You weren’t the only man to do so.
He smirked, then looked back at the ceiling.
I suppose if I ask your husband for parenting tips, he’ll give me dirty looks and be snide.
Who knows. Maybe you can bond over your kids.
Not that she was going to hold her breath, but Garrit had seemed a bit less tense today. Or at least less tense about Adam. She told herself it was a good thing.
No, I don’t suppose he hates me anymore.
Why do you say that?
He shook his head almost imperceptibly.
Now probably isn’t the time.
She stared at him, but he ignored her, standing up and walking out of the waiting room to go check on Mia. Maybe if Michael had gone to visit Adam instead, he’d be less… whatever it was he was being.
“Anything I should know?” Garrit asked quietly.
“What?”
He raised an eyebrow. “You don’t usually have such an animated expression when you’re thinking, or am I wrong and you weren’t talking to him?”
“Oh.” But he wasn’t nearly as annoyed as she thought he’d be, and she wasn’t sure how she felt about that either. “He’s just nervous about being a father. He wanted to know if he could ask you for some parenting tips or if you’d glare at him.”
He grimaced. “I suppose, all things considered, that’s a fair question. What did you tell him?”
She kissed his cheek. “I told him I was holding out hope that maybe you’d bond over your children.”
“You would.” He smiled. “One of the many reasons I love you.”
“Yes, yes. And one of the many reasons I vex you, too. Go talk to him, would you? For Mia, if not for him.”
He frowned, glancing toward the door. “
Puisque tu insistes.
But if punches are thrown, it’s on your head.”
“Garrit!”
He flashed a grin, kissed the top of Alex’s head, and then followed Adam out of the room.
When they didn’t come back within the hour, she began to wonder if it had been a mistake to suggest it. Alex was still asleep, and she couldn’t exactly leave him with her father, who could never be relied on to pay close attention. Not in a hospital, and not under the circumstances.
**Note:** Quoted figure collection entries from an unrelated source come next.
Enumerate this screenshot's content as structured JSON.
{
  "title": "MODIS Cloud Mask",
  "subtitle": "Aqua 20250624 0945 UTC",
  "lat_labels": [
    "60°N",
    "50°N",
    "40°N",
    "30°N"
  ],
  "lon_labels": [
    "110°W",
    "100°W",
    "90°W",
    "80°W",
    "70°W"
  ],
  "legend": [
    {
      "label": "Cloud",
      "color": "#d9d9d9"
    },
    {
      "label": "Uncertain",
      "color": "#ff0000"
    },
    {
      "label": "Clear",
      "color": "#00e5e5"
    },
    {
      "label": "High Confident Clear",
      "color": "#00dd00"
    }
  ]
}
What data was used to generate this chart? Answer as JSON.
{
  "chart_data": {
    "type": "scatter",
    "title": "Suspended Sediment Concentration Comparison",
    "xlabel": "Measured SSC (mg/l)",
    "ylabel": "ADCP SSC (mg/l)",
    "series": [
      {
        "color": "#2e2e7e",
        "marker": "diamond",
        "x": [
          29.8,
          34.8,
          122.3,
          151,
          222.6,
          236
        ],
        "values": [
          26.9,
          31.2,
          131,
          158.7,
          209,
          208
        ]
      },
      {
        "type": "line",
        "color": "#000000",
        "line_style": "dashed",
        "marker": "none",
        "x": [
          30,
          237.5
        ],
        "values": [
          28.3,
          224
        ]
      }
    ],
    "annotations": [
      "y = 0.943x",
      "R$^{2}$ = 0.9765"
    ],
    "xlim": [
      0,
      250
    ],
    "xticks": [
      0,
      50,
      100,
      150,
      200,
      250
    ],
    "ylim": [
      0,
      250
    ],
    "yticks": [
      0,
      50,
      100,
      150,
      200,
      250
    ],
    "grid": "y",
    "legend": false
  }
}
She tapped her foot and checked her watch. If there was an actual fist fight, she would have heard something. Someone would’ve called the police. And she would’ve felt something, too, she suspected. Not that she kept tabs on Garrit, but that kind of violence spoke for itself with plenty of volume, emotionally and psychologically. And she was all too familiar with the flavor.
Eve bit her lip and forced her thoughts to remain firmly in the present. She would not remember the mental institute. Not now. This was a happy occasion. Mia was having a baby, and she was going to be an aunt. Alex was going to have a cousin. And she was married to Garrit. Very happily married.